The function \(g\) can be further broken down as the stacking of the derivative w.r.t. the mean and the diagonal covariance.
\[ g(\bx|\Theta_k) = \begin{bmatrix} g(\bx|\mu_k) \\ g(\bx|\bsigma_k) \end{bmatrix}, \quad [g(\bx|\mu_k)]_j = \frac{x_j - \mu_{jk}}{\sigma_{jk}^2}, \quad [g(\bx|\bsigma_k^2)]_j = \frac{1}{2\sigma_{jk}^2} \left( \left(\frac{x_j - \mu_{jk}}{\sigma_{jk}}\right)^2 - 1 \right) \]

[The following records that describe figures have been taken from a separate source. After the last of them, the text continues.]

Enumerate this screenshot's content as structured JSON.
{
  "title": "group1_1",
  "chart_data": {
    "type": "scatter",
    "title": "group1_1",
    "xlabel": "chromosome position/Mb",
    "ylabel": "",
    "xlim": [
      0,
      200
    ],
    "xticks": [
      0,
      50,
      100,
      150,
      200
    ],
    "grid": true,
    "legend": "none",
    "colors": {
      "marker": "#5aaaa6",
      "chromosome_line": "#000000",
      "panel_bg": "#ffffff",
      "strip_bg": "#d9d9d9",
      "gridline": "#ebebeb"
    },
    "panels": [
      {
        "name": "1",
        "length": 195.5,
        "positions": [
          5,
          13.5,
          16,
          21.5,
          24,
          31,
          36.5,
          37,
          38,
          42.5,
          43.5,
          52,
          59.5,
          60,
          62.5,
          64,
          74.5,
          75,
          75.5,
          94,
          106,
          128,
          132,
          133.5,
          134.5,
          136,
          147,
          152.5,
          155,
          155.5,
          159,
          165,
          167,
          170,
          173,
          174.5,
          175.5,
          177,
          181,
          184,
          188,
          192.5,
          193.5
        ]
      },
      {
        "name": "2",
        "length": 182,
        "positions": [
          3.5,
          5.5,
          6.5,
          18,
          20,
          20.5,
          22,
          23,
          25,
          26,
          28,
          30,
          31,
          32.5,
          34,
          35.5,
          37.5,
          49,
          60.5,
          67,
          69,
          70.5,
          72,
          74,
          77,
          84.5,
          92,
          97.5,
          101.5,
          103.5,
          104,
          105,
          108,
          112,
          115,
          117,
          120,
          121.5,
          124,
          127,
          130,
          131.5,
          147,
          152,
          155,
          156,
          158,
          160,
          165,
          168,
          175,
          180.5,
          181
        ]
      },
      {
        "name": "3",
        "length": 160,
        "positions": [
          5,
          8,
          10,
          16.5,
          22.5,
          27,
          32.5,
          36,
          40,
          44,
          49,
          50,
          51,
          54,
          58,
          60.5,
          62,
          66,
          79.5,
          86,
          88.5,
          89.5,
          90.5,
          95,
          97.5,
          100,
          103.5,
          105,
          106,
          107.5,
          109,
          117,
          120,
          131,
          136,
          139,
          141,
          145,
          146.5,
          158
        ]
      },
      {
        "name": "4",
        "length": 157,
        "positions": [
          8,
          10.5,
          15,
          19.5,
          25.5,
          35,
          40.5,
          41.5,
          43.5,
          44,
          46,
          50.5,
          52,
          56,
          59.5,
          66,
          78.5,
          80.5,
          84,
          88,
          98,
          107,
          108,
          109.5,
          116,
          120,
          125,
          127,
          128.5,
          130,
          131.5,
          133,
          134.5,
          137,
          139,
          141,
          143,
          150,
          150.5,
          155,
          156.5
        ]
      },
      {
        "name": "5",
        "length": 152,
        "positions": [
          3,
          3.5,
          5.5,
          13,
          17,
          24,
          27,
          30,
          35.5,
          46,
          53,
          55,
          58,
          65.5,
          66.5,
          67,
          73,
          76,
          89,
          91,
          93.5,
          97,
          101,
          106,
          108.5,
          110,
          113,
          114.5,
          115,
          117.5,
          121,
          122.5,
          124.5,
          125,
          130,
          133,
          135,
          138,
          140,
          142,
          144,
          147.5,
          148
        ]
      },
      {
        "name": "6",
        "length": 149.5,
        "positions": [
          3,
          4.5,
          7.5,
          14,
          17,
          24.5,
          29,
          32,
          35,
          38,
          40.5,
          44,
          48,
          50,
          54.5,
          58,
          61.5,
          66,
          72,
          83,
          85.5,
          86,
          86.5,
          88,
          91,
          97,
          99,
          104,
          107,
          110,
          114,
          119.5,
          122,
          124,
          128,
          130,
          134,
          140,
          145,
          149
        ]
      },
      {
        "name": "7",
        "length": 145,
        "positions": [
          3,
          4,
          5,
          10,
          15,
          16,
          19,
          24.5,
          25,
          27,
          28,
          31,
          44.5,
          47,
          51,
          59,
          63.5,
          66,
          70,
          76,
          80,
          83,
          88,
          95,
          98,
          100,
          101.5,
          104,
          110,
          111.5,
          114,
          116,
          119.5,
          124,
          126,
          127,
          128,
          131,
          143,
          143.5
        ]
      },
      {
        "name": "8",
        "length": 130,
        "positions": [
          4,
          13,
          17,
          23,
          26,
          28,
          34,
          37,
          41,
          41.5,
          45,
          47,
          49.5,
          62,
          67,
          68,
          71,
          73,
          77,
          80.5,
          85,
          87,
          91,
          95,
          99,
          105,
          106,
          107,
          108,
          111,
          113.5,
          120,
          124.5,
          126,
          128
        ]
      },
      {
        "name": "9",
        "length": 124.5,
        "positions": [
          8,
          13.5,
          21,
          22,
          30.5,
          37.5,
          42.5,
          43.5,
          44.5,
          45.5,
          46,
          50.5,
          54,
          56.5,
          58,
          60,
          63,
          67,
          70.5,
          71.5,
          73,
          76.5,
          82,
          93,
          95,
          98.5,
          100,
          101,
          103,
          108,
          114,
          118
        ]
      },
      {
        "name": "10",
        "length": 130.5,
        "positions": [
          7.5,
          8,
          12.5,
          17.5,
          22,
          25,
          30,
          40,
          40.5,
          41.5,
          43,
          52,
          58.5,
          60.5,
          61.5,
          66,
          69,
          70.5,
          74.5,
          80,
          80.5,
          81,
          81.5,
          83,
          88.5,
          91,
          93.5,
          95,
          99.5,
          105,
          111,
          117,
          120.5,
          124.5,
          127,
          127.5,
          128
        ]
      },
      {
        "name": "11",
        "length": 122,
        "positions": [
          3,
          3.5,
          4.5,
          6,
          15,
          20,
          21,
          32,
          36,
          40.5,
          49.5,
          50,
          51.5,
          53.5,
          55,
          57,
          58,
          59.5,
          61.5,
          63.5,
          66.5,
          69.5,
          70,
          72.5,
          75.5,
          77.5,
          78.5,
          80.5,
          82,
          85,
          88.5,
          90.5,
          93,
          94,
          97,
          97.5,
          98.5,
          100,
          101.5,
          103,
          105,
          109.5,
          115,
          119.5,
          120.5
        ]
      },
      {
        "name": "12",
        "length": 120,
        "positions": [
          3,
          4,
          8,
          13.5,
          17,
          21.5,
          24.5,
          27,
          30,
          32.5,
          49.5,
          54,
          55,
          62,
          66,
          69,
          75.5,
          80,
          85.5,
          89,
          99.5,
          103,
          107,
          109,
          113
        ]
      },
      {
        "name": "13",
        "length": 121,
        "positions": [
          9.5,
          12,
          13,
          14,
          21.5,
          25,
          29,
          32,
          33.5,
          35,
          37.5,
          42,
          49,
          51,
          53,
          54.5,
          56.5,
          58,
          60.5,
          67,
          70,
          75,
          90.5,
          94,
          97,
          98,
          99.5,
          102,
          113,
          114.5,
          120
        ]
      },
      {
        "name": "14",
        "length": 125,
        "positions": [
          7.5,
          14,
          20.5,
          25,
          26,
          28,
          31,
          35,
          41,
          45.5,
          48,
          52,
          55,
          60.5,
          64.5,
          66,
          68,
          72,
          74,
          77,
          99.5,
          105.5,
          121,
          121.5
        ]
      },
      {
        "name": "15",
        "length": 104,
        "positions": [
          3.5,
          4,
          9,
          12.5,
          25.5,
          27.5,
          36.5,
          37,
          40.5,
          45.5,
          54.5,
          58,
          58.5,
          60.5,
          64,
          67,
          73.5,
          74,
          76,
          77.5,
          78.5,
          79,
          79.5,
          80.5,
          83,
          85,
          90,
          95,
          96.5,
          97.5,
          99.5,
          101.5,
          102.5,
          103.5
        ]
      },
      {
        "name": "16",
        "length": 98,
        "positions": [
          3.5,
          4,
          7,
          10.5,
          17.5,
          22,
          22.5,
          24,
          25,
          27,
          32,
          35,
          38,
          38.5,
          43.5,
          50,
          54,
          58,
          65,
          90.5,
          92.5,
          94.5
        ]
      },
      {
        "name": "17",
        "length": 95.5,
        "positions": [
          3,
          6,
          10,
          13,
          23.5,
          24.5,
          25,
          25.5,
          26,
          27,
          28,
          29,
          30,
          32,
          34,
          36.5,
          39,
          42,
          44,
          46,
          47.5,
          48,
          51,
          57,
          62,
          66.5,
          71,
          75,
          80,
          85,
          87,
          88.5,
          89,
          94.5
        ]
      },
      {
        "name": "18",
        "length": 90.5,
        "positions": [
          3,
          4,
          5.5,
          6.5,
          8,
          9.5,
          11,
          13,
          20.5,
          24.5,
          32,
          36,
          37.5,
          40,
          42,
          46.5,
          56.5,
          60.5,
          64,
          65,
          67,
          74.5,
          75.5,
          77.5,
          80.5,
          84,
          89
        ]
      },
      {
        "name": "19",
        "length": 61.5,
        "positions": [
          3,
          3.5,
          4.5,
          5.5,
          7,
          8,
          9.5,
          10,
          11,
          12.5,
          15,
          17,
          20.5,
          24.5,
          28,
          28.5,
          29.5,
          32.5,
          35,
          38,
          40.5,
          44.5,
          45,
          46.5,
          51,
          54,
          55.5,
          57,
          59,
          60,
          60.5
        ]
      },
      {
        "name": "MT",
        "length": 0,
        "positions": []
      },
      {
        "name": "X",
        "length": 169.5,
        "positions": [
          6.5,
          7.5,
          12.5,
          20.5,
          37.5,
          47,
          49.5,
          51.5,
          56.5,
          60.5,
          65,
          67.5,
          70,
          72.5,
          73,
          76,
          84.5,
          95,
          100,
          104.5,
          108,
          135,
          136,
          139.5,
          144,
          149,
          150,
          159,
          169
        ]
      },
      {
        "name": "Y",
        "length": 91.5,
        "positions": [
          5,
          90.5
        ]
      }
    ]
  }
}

Thus the covariance of the model (Fisher information) is diagonal and the diagonal entries are given by
\[ H_{\mu_{jk}} = \pi_k E[g(\bx|\mu_{jk})g(\bx|\mu_{jk})] = \frac{\pi_k}{\sigma_{jk}^2}, \quad H_{\sigma_{jk}^2} = \frac{\pi_k}{2 \sigma_{jk}^4}. \]
where in the calculation it was used the fact that the fourth moment of the standard Gaussian distribution is 3. Multiplying the inverse square root of the matrix \(H\) by the derivative of the log-likelihood function results in the Fisher vector encoding of one image feature \(\bx\):
\[ \Phi_{\mu_{jk}}(\bx) = H_{\mu_{jk}}^{-\frac{1}{2}} q_k(\bx) g(\bx|\mu_{jk}) = q_k(\bx) \frac{x_j - \mu_{jk}}{\sqrt{\pi_k}\sigma_{jk}}, \qquad \Phi_{\sigma^2_{jk}}(\bx) = \frac{q_k(\bx)}{\sqrt{2 \pi_k}} \left( \left(\frac{x_j - \mu_{jk}}{\sigma_{jk}}\right)^2 - 1 \right) \]
Assuming that features are sampled i.i.d. from the GMM results in the formulas given in Fisher vector fundamentals (note the normalization factor). Note that:
The Fisher components relative to the prior probabilities \(\pi_k\) have been ignored. This is because they have little effect on the representation [17] .
Technically, the derivation of the Fisher Vector for multiple image features requires the number of features to be the same in both images. Ultimately, however, the representation can be computed by using any number of features.